Plus, my beloved X-Men aren’t anywhere to be found, other than a single brief scene where Tony Stark visits the X-Mansion and tries to get them to help (there is a mini-series tie-in that shoehorns them in involving Bishop, which I skipped). Being used to hunted and hated Emma Frost quickly refuses, but agrees to remain neutral in the conflict (and they’re still pretty much licking their wounds from the Decimation). It makes sense for the x-Men to stay out of it, and frankly the war is full of enough superheroes as it is, but as a big X-Men fan it’s still a bummer, and forever makes Civil War just not as interesting to me as other events and stories that star my favorite mutants.
Civil War was a massive critical and commercial success. The storyline was recognizable and very human – civil rights and the endless debate between freedom and security. It lasted over half a year beginning in the Summer of 2006 and, according to Marvel Unlimited, including nearly 100 official tie-in issues from nearly every ongoing series at the time. The age of events was here to say, and has continued on in varying degrees of great to horrid in the years since. Civil War is still considered one of the best events they’ve ever done, and clearly important enough to even warrant its own big screen adaptation in the upcoming third Captain America film.
Great rundown. I really enjoyed Civil War at the time and subsequent readings have been fun too. After House of M it is probably my favourite ‘event’ comic (like you I missed the X-Men too much) as everything since has felt half-baked.

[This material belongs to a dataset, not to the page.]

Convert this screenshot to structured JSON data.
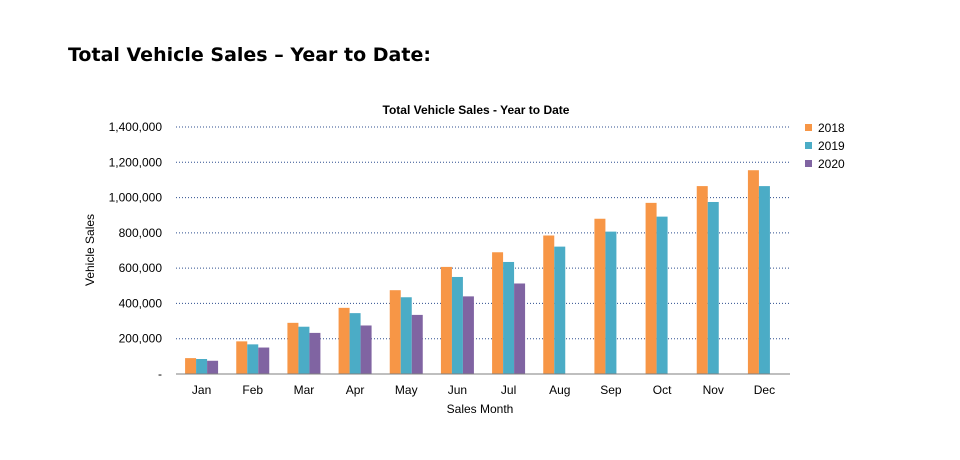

The rejigged status quo after the event offered some interesting storytelling opportunities, but I don’t think Tony has ever recovered from his negative portrayal here – he hasn’t been likable since.
LikeLike
Thank You! I loved House of M as well; it’s a shame that the next 8-9 years worth of events haven’t been quite as good but I’m interested to go through them nonetheless.
LikeLike
The ‘permenant-event’ climate at Marvel hasn’t been great overall, but I found theirs to be a little more accessible than DC’s (Final Crisis was one of the most confusing books I’ve ever read!). How are you feeling about the Secret Wars plans?
LikeLike
I’m conflicted. It sounds like the closest thing to a soft reboot, and I suspect that by mashing all their universes together they can pick and choose what stays and what goes. I wouldn’t be surprised if they align things closer to how the MCU is shaping up, with a bigger focus on Inhumans, SHIELD/HYDRA, a black Nick Fury, etc. Will be interesting to see. Regardless, I’ve got a lot of catching up to do!